A recently proposed molecular-field approach, based on the formulation of an approximate, analytical orientational partition function to describe the thermodynamic properties of D2h thermotropic biaxial nematics governed by fully attractive orientational interactions (G. Celebre, J. Mol. Liq. 209 (2015) 104–114), has now been extended to treat also the partially repulsive regime of orientational interactions. This has been made by the implementation of a Minimax algorithm to locate the stationary, stable points of the Helmholtz Free Energy for the studied systems. The developed tool paved the way to new interesting (and intriguing) scenarios, allowing us to virtually explore a wide range of cases, where the features determining the existence of possible stable biaxial nematic mesophases were basically dictated by the geometric parameters characterizing the single D2h mesogenic particles.

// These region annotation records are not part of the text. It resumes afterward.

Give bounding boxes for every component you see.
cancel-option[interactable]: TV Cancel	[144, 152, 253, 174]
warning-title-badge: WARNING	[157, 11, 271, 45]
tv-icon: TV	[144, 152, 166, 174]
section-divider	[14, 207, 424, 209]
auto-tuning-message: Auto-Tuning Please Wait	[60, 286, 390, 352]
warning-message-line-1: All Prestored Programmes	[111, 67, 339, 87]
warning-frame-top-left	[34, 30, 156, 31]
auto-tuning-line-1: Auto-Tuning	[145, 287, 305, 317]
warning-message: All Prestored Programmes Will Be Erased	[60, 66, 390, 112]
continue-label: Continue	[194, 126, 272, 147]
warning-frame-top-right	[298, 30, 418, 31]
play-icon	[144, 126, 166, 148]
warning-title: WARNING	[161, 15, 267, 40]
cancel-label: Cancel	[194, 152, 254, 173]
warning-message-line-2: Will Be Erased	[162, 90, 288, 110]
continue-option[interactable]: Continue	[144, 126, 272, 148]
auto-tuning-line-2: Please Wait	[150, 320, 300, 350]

Many cases have been revisited to validate the method (starting from the pioneering work of Straley), and also new simulated and experimental (goethite) cases have been addressed. Particular attention has been paid to the physical meaning of the two biaxiality parameters (called γ and λ), weighting the biaxial extra-terms in the molecular-field expression of the mean-torque potential. Moreover, an explicit mathematical relation has been found between the parameter λ, ruling the dominant biaxial interaction, and the ratio of the biaxial-to-uniaxial and uniaxial-to-isotropic transition temperatures, whereas a substantial uncorrelation amongst the transition temperatures TNB-NU and the other biaxiality parameter, γ, has been verified.